Comparing Vector Representations Across Authors
Recall that the Word2Vec model learns to encode a word’s meaning/representation based on that word’s most common surrounding context words. By training two separate Word2Vec models on, e.g., books collected from two different authors (one model for each author), we can compare how the different authors tend to use words differently. What are some research questions or words that we could investigate with this kind of approach?
Solution
As one possible approach, we could compare how authors tend to represent different genders. It could be that older (outdated!) books tend to produce word vectors for man and women that are further apart from one another than newer books due to historic gender norms.
Other word embedding models
While Word2Vec is a famous model that is still used throughout many NLP applications today, there are a few other word embedding models that you might also want to consider exploring. GloVe and fastText are among the two most popular choices to date.
# Preview other word embedding models available
print(list(api.info()['models'].keys()))
['fasttext-wiki-news-subwords-300', 'conceptnet-numberbatch-17-06-300', 'word2vec-ruscorpora-300', 'word2vec-google-news-300', 'glove-wiki-gigaword-50', 'glove-wiki-gigaword-100', 'glove-wiki-gigaword-200', 'glove-wiki-gigaword-300', 'glove-twitter-25', 'glove-twitter-50', 'glove-twitter-100', 'glove-twitter-200', '__testing_word2vec-matrix-synopsis']
Similarities
- All three algorithms generate vector representations of words in a high-dimensional space.
- They can be used to solve a wide range of natural language processing tasks.
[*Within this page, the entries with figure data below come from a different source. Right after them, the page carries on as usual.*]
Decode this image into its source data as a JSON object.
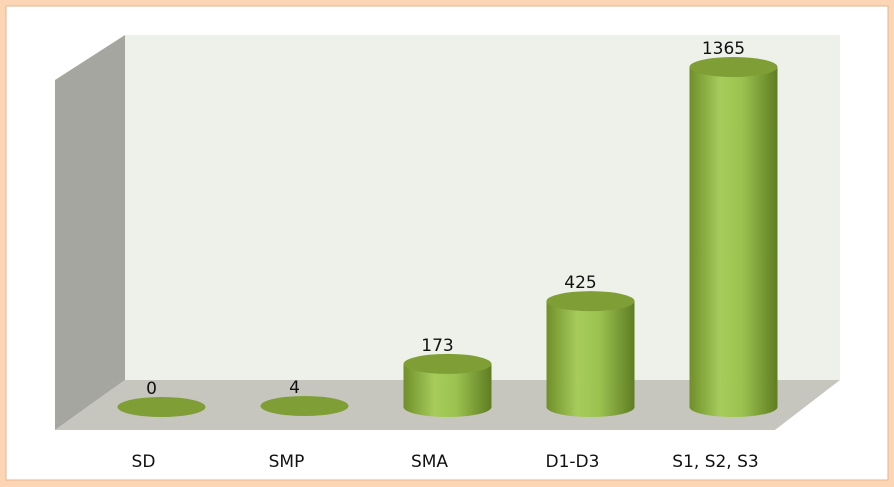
{
  "chart_data": {
    "type": "bar",
    "categories": [
      "SD",
      "SMP",
      "SMA",
      "D1-D3",
      "S1, S2, S3"
    ],
    "values": [
      0,
      4,
      173,
      425,
      1365
    ],
    "color": "#9bbb59"
  }
}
- They are all open-source and widely used in the research community.
Differences
- Word2Vec focuses on generating embeddings by predicting the context of a word given its surrounding words in a sentence, while GloVe and fastText generate embeddings by predicting the probability of a word co-occurring with another word in a corpus.
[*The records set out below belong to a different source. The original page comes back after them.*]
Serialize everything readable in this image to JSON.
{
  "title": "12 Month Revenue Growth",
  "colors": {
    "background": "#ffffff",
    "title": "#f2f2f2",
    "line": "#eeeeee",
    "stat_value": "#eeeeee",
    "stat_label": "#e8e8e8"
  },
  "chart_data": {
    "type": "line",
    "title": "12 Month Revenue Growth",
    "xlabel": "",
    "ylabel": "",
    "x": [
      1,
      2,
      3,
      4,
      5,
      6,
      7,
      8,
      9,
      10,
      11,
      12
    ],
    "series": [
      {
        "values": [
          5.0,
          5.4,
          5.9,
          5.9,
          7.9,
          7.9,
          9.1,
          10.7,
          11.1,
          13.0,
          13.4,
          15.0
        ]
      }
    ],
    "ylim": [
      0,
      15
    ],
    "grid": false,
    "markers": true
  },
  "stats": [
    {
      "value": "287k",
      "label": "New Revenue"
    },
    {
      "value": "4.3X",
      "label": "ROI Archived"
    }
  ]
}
- fastText also includes character n-grams, allowing it to generate embeddings for words not seen during training, making it particularly useful for handling out-of-vocabulary words.
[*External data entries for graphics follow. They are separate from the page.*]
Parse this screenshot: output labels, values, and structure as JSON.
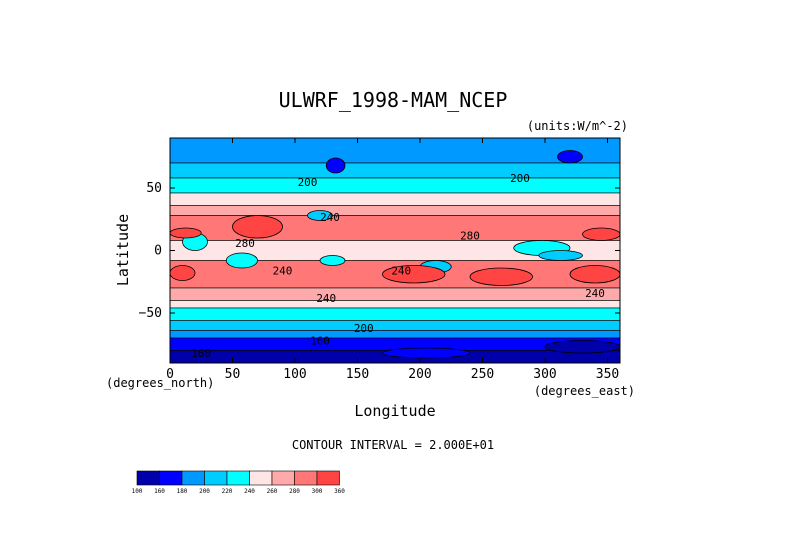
{
  "chart_data": {
    "type": "heatmap",
    "title": "ULWRF_1998-MAM_NCEP",
    "units_label": "(units:W/m^-2)",
    "xlabel": "Longitude",
    "ylabel": "Latitude",
    "x_units_label": "(degrees_east)",
    "y_units_label": "(degrees_north)",
    "xlim": [
      0,
      360
    ],
    "ylim": [
      -90,
      90
    ],
    "x_ticks": [
      0,
      50,
      100,
      150,
      200,
      250,
      300,
      350
    ],
    "y_ticks": [
      -50,
      0,
      50
    ],
    "contour_interval_text": "CONTOUR INTERVAL = 2.000E+01",
    "contour_labels": [
      {
        "text": "200",
        "lon": 110,
        "lat": 55
      },
      {
        "text": "200",
        "lon": 280,
        "lat": 58
      },
      {
        "text": "240",
        "lon": 128,
        "lat": 27
      },
      {
        "text": "280",
        "lon": 60,
        "lat": 6
      },
      {
        "text": "280",
        "lon": 240,
        "lat": 12
      },
      {
        "text": "240",
        "lon": 90,
        "lat": -16
      },
      {
        "text": "240",
        "lon": 185,
        "lat": -16
      },
      {
        "text": "240",
        "lon": 340,
        "lat": -34
      },
      {
        "text": "240",
        "lon": 125,
        "lat": -38
      },
      {
        "text": "200",
        "lon": 155,
        "lat": -62
      },
      {
        "text": "160",
        "lon": 120,
        "lat": -72
      },
      {
        "text": "160",
        "lon": 25,
        "lat": -82
      }
    ],
    "legend_levels": [
      "100",
      "160",
      "180",
      "200",
      "220",
      "240",
      "260",
      "280",
      "300",
      "360"
    ],
    "legend_colors": [
      "#0000aa",
      "#0000ff",
      "#0099ff",
      "#00ccff",
      "#00ffff",
      "#ffe6e6",
      "#ffaaaa",
      "#ff7777",
      "#ff4444",
      "#ff0000"
    ],
    "background_bands": [
      {
        "lat": [
          70,
          90
        ],
        "level": "180"
      },
      {
        "lat": [
          58,
          70
        ],
        "level": "200"
      },
      {
        "lat": [
          46,
          58
        ],
        "level": "220"
      },
      {
        "lat": [
          36,
          46
        ],
        "level": "240"
      },
      {
        "lat": [
          28,
          36
        ],
        "level": "260"
      },
      {
        "lat": [
          8,
          28
        ],
        "level": "280"
      },
      {
        "lat": [
          -8,
          8
        ],
        "level": "240"
      },
      {
        "lat": [
          -30,
          -8
        ],
        "level": "280"
      },
      {
        "lat": [
          -40,
          -30
        ],
        "level": "260"
      },
      {
        "lat": [
          -46,
          -40
        ],
        "level": "240"
      },
      {
        "lat": [
          -56,
          -46
        ],
        "level": "220"
      },
      {
        "lat": [
          -64,
          -56
        ],
        "level": "200"
      },
      {
        "lat": [
          -70,
          -64
        ],
        "level": "180"
      },
      {
        "lat": [
          -80,
          -70
        ],
        "level": "160"
      },
      {
        "lat": [
          -90,
          -80
        ],
        "level": "100"
      }
    ],
    "patches": [
      {
        "lon": [
          10,
          30
        ],
        "lat": [
          0,
          14
        ],
        "level": "220"
      },
      {
        "lon": [
          50,
          90
        ],
        "lat": [
          10,
          28
        ],
        "level": "300"
      },
      {
        "lon": [
          0,
          25
        ],
        "lat": [
          10,
          18
        ],
        "level": "300"
      },
      {
        "lon": [
          330,
          360
        ],
        "lat": [
          8,
          18
        ],
        "level": "300"
      },
      {
        "lon": [
          45,
          70
        ],
        "lat": [
          -14,
          -2
        ],
        "level": "220"
      },
      {
        "lon": [
          120,
          140
        ],
        "lat": [
          -12,
          -4
        ],
        "level": "220"
      },
      {
        "lon": [
          200,
          225
        ],
        "lat": [
          -18,
          -8
        ],
        "level": "200"
      },
      {
        "lon": [
          275,
          320
        ],
        "lat": [
          -4,
          8
        ],
        "level": "220"
      },
      {
        "lon": [
          295,
          330
        ],
        "lat": [
          -8,
          0
        ],
        "level": "200"
      },
      {
        "lon": [
          110,
          130
        ],
        "lat": [
          24,
          32
        ],
        "level": "200"
      },
      {
        "lon": [
          125,
          140
        ],
        "lat": [
          62,
          74
        ],
        "level": "160"
      },
      {
        "lon": [
          310,
          330
        ],
        "lat": [
          70,
          80
        ],
        "level": "160"
      },
      {
        "lon": [
          170,
          220
        ],
        "lat": [
          -26,
          -12
        ],
        "level": "300"
      },
      {
        "lon": [
          240,
          290
        ],
        "lat": [
          -28,
          -14
        ],
        "level": "300"
      },
      {
        "lon": [
          320,
          360
        ],
        "lat": [
          -26,
          -12
        ],
        "level": "300"
      },
      {
        "lon": [
          0,
          20
        ],
        "lat": [
          -24,
          -12
        ],
        "level": "300"
      },
      {
        "lon": [
          170,
          240
        ],
        "lat": [
          -86,
          -78
        ],
        "level": "160"
      },
      {
        "lon": [
          300,
          360
        ],
        "lat": [
          -82,
          -72
        ],
        "level": "100"
      }
    ]
  }
}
- In general, fastText is considered to be the fastest to train among the three embedding techniques (GloVe, fastText, and Word2Vec). This is because fastText uses subword information, which reduces the vocabulary size and allows the model to handle out-of-vocabulary words. Additionally, fastText uses a hierarchical softmax for training, which is faster than the traditional softmax used by Word2Vec. Finally, fastText can be trained on multiple threads, further speeding up the training process.
Key Points
As an alternative to using a pre-trained model, training a Word2Vec model on a specific dataset allows you use Word2Vec for NER-related tasks.